There is of course the cropping of the features that you do, but ndimage has a find_objects function that returns enclosing slices, and appears to be very fast:
In [66]: %timeit ndimage.find_objects(a)
100 loops, best of 3: 11.5 ms per loop
This returns a list of tuples of slices enclosing all of your objects, in 50% more time thn it takes to find the indices of one single object.
It may not work out of the box as I cannot test it right now, but I would restructure your code into something like the following:
def correct_hot_bis(hot_image, seg_image):
# Need this to not index out of bounds when computing border_avg
hot_image_padded = np.pad(hot_image, 3, mode='constant',
constant_values=0)
new_hot = hot_image.copy()
sign = np.ones_like(hot_image, dtype=np.int8)
sign[hot_image > 0] = -1
s_elem = np.ones((3, 3))
for j, slice_ in enumerate(ndimage.find_objects(seg_image)):
hot_image_view = hot_image[slice_]
seg_image_view = seg_image[slice_]
new_shape = tuple(dim+6 for dim in hot_image_view.shape)
new_slice = tuple(slice(dim.start,
dim.stop+6,
None) for dim in slice_)
indices = seg_image_view == j+1
obj_avg = hot_image_view[indices].mean()
obj = np.zeros(new_shape)
obj[3:-3, 3:-3][indices] = True
dilated = ndimage.binary_dilation(obj, s_elem)
border = mahotas.borders(dilated)
border &= dilated
border_avg = hot_image_padded[new_slice][border == 1].mean()
new_hot[slice_][indices] += (sign[slice_][indices] *
np.abs(obj_avg - border_avg))
return new_hot
You would still need to figure out the collisions, but you could get about a 2x speed-up by computing all the indices simultaneously using a np.unique based approach:
a = np.random.randint(100, size=(1000, 1000))
def get_pos(arr):
pos = []
for j in xrange(100):
pos.append(np.where(arr == j))
return pos
def get_pos_bis(arr):
unq, flat_idx = np.unique(arr, return_inverse=True)
pos = np.argsort(flat_idx)
counts = np.bincount(flat_idx)
cum_counts = np.cumsum(counts)
multi_dim_idx = np.unravel_index(pos, arr.shape)
return zip(*(np.split(coords, cum_counts) for coords in multi_dim_idx))

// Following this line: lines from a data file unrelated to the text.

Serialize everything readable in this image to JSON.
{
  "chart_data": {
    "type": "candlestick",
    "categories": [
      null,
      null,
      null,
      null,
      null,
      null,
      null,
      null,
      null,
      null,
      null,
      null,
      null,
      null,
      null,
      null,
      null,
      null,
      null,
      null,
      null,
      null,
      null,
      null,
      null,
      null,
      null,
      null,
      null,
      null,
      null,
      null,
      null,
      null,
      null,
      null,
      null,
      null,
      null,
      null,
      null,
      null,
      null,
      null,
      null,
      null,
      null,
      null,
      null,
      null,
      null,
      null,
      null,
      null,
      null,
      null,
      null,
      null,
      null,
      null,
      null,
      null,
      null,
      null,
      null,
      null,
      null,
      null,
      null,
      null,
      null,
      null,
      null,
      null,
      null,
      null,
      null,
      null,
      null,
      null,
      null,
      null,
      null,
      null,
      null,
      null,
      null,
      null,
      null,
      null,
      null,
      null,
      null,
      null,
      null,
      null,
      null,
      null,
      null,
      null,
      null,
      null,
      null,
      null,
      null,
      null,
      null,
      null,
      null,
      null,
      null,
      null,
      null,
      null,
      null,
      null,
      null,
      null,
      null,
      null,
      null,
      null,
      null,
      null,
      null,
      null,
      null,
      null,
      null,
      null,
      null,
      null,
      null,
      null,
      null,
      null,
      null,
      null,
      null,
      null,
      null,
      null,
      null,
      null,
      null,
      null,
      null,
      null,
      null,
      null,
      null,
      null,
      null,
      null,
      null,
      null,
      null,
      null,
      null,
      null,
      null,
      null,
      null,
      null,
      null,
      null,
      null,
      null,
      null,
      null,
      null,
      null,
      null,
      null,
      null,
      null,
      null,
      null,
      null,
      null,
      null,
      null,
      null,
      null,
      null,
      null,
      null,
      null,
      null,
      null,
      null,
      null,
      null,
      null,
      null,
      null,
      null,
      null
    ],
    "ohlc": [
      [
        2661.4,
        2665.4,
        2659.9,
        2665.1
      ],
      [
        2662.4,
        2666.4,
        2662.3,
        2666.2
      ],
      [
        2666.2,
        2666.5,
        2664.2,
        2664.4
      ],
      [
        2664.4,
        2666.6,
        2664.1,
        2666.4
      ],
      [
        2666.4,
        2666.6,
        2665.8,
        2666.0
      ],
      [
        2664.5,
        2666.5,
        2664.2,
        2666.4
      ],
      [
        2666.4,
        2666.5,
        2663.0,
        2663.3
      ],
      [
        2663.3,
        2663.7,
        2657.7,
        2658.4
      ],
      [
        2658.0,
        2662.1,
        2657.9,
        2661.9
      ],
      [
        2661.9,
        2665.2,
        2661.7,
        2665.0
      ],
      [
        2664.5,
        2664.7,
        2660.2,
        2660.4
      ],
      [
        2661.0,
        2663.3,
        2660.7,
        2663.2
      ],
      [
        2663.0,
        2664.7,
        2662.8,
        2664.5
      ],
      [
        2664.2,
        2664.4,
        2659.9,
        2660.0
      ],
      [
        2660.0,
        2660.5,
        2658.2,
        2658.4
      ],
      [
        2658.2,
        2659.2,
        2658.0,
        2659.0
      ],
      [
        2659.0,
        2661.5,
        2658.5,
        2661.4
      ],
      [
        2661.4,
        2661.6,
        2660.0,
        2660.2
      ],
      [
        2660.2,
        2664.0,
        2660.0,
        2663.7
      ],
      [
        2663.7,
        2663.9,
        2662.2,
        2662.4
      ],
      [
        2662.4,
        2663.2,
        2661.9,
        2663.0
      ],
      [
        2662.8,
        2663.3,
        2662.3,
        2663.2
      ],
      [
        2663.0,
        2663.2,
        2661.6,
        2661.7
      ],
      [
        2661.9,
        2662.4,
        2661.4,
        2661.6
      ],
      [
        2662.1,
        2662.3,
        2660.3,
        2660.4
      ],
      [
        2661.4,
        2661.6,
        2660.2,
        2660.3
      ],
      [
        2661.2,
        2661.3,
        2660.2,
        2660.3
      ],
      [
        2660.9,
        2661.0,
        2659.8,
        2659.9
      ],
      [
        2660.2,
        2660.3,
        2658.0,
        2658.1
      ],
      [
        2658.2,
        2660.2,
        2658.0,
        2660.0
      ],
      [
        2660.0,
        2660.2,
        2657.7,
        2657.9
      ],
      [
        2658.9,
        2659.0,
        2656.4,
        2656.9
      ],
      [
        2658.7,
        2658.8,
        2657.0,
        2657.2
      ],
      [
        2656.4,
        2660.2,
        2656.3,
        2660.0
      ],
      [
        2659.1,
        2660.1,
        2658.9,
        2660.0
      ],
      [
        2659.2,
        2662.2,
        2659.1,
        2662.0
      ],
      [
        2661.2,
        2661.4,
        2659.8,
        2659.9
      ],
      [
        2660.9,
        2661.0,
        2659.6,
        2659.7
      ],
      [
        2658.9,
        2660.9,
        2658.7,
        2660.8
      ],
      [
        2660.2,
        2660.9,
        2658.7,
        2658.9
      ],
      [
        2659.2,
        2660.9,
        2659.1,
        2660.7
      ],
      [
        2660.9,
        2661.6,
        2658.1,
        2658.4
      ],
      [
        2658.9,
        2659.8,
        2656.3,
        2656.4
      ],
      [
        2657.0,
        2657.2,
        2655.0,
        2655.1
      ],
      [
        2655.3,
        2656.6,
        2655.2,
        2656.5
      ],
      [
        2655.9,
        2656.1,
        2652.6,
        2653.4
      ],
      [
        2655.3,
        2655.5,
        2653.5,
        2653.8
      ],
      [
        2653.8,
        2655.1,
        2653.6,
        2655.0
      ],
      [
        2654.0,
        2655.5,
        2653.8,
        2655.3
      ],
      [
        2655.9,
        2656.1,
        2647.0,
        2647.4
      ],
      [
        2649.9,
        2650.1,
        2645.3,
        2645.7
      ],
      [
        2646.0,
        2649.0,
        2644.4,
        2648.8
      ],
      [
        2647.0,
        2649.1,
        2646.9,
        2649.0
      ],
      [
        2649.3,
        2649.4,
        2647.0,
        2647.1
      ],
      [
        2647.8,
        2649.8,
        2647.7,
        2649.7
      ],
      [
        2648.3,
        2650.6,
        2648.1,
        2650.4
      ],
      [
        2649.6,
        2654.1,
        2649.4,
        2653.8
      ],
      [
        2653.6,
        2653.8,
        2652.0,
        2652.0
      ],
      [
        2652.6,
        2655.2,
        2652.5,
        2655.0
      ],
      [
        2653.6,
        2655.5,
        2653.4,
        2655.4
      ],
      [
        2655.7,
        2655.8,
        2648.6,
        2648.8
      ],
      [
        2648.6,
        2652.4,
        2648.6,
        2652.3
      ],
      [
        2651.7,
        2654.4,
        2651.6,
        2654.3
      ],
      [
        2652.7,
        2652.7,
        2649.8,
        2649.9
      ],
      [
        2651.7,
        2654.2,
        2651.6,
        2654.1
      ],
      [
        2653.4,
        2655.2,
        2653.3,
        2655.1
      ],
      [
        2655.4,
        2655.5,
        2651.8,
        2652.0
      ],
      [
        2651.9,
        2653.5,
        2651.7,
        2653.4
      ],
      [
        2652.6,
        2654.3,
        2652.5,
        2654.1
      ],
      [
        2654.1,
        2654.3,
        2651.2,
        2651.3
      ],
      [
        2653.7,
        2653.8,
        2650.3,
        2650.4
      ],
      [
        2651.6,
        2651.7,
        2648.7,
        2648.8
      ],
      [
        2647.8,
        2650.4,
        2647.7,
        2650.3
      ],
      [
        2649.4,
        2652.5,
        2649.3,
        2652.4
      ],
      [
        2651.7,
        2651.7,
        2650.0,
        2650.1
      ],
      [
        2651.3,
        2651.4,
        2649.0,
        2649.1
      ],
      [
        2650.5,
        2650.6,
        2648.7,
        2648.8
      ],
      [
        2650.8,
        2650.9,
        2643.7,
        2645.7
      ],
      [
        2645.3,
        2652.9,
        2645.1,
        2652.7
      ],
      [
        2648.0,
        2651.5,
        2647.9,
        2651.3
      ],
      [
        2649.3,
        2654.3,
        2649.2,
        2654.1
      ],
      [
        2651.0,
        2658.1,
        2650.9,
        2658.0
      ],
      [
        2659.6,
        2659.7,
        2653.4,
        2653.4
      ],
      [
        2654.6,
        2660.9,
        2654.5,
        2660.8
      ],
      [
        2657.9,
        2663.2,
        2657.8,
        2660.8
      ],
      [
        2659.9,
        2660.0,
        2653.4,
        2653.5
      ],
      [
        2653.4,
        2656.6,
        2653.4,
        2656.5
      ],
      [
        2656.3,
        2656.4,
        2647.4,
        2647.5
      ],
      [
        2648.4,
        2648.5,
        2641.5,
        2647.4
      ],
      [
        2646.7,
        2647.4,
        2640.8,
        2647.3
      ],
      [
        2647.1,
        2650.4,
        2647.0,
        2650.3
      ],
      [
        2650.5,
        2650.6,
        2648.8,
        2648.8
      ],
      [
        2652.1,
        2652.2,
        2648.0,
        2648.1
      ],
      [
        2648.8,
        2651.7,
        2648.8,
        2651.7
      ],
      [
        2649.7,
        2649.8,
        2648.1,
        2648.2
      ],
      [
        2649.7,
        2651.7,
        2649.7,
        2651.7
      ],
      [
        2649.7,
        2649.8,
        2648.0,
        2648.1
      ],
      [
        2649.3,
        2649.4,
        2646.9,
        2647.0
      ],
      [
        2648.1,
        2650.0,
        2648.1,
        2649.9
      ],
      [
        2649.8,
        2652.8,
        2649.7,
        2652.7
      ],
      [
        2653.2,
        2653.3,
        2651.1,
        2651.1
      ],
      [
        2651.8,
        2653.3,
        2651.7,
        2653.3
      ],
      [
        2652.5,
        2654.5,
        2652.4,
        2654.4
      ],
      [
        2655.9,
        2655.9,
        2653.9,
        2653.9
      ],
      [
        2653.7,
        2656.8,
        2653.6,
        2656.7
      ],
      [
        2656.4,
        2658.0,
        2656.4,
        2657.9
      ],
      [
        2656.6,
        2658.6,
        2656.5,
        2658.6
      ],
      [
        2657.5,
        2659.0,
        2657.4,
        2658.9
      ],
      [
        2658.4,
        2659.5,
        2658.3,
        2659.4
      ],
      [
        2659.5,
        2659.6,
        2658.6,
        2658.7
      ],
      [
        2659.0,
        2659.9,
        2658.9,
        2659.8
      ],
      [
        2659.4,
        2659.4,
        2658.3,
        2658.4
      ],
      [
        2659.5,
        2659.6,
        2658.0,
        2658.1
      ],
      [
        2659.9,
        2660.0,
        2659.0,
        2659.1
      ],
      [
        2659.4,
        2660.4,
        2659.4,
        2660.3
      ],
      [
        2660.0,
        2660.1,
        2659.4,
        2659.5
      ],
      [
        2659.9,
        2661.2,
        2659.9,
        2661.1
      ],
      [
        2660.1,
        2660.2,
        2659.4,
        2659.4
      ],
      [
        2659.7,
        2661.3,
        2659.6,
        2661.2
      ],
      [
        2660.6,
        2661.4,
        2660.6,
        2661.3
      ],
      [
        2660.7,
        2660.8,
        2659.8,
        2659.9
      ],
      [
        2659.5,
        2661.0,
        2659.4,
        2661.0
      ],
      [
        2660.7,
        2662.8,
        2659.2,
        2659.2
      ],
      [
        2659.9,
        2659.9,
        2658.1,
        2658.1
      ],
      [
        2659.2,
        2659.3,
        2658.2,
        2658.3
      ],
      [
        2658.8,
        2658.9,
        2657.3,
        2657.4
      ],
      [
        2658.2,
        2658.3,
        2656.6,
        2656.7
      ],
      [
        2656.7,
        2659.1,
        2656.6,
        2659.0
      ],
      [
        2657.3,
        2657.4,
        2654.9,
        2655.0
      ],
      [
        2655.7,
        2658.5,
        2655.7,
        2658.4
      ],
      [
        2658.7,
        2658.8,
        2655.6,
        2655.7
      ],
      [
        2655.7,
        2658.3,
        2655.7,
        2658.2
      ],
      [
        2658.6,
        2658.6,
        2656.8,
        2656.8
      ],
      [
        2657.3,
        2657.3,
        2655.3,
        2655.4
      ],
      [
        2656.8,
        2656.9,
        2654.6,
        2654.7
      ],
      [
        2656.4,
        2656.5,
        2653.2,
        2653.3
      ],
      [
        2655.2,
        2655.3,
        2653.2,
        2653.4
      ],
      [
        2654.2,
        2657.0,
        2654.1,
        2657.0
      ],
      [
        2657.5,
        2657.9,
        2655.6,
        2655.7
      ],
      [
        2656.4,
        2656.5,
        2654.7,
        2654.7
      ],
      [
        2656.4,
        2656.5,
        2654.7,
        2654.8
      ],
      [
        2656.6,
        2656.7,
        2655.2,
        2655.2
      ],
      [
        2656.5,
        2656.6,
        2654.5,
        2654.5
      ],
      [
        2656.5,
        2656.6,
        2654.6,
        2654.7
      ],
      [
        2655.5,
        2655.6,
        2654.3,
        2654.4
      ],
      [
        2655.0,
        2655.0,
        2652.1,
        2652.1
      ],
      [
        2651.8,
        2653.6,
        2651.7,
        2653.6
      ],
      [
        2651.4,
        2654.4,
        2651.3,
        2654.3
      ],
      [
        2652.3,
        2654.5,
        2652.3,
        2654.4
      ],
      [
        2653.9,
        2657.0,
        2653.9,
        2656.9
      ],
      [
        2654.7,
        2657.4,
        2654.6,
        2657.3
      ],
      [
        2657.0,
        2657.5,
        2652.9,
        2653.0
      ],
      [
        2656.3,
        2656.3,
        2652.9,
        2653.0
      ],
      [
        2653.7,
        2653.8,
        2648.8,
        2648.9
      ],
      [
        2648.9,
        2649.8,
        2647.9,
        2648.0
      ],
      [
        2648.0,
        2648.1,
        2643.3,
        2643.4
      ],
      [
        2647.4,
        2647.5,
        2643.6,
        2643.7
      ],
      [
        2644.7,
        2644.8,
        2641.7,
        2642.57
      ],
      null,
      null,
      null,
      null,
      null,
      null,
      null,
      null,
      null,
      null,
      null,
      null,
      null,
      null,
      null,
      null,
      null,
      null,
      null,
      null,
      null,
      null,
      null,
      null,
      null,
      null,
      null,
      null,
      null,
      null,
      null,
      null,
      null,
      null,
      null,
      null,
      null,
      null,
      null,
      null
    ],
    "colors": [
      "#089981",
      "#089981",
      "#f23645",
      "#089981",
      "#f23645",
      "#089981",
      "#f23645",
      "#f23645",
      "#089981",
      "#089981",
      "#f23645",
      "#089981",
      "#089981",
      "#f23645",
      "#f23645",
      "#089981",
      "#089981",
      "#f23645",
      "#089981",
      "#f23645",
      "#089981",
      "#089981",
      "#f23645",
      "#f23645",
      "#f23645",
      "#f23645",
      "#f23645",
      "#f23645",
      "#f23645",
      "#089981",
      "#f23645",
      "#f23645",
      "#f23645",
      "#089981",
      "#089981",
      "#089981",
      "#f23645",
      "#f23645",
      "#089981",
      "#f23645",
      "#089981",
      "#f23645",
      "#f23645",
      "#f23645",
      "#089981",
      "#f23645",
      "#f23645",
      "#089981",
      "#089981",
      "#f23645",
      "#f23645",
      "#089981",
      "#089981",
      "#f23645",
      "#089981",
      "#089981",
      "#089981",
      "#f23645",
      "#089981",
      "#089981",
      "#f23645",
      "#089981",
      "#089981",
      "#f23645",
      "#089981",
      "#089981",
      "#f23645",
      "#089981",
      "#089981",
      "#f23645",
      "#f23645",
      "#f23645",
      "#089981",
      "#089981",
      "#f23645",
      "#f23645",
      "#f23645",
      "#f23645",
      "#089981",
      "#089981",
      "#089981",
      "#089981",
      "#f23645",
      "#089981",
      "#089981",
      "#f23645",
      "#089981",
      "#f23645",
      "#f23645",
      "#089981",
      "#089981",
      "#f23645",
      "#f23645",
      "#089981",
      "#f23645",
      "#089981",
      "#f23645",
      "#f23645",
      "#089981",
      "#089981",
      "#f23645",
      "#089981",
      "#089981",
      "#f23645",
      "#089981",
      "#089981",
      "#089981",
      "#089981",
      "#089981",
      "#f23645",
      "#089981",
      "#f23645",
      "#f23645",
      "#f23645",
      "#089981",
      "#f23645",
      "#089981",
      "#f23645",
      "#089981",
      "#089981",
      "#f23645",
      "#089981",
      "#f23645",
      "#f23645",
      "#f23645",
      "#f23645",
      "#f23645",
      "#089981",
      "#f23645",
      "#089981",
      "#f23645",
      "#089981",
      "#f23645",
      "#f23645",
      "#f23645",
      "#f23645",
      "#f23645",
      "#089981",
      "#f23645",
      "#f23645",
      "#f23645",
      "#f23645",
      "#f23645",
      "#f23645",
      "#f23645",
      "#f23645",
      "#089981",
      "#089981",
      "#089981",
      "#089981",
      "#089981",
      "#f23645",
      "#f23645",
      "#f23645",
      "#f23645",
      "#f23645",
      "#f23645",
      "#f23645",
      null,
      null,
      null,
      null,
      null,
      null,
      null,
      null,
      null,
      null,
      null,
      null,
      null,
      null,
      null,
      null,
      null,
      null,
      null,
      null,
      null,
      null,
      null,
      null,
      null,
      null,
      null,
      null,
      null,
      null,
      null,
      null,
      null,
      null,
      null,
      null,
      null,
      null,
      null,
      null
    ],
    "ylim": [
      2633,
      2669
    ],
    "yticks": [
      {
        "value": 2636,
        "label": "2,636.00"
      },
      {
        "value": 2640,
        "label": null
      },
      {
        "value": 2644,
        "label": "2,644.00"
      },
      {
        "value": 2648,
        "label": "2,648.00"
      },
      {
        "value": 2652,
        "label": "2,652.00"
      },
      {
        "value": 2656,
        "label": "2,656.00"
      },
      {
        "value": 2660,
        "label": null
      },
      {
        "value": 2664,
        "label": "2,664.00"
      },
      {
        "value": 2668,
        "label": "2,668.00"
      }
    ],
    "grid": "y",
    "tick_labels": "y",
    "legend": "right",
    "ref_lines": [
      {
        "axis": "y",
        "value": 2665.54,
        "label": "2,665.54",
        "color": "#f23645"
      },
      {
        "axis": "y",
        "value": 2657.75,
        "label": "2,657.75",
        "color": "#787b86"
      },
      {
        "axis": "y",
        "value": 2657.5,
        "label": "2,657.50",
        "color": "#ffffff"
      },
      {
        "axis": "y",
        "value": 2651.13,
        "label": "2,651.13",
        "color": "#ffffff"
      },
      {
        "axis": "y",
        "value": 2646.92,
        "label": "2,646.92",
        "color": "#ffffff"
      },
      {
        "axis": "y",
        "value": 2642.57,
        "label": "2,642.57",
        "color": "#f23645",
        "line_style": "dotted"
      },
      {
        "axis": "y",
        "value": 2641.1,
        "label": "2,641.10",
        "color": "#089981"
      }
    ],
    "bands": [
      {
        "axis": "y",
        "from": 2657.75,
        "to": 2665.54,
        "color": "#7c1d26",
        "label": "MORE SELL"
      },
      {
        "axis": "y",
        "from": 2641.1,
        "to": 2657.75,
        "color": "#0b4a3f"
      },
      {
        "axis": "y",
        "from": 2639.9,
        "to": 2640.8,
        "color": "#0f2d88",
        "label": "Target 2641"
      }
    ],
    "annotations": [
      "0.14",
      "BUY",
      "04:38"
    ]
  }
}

In [33]: %timeit get_pos(a)
1 loops, best of 3: 766 ms per loop
In [34]: %timeit get_pos_bis(a)
1 loops, best of 3: 388 ms per loop
Note that the pixels for each object are returned in a different order, so you can't simply compare the returns of both functions to assess equality. But they should both return the same.
One thing you could do to same a little bit of time is to save the result of seg_image == i so that you don't need to compute it twice. You're computing it on lines 15 & 47, you could add seg_mask = seg_image == i and then reuse that result (It might also be good to separate out that piece for profiling purposes).
While there a some other minor things that you could do to eke out a little bit of performance, the root issue is that you're using a O(M * N) algorithm where M is the number of segments and N is the size of your image. It's not obvious to me from your code whether there is a faster algorithm to accomplish the same thing, but that's the first place I'd try and look for a speedup.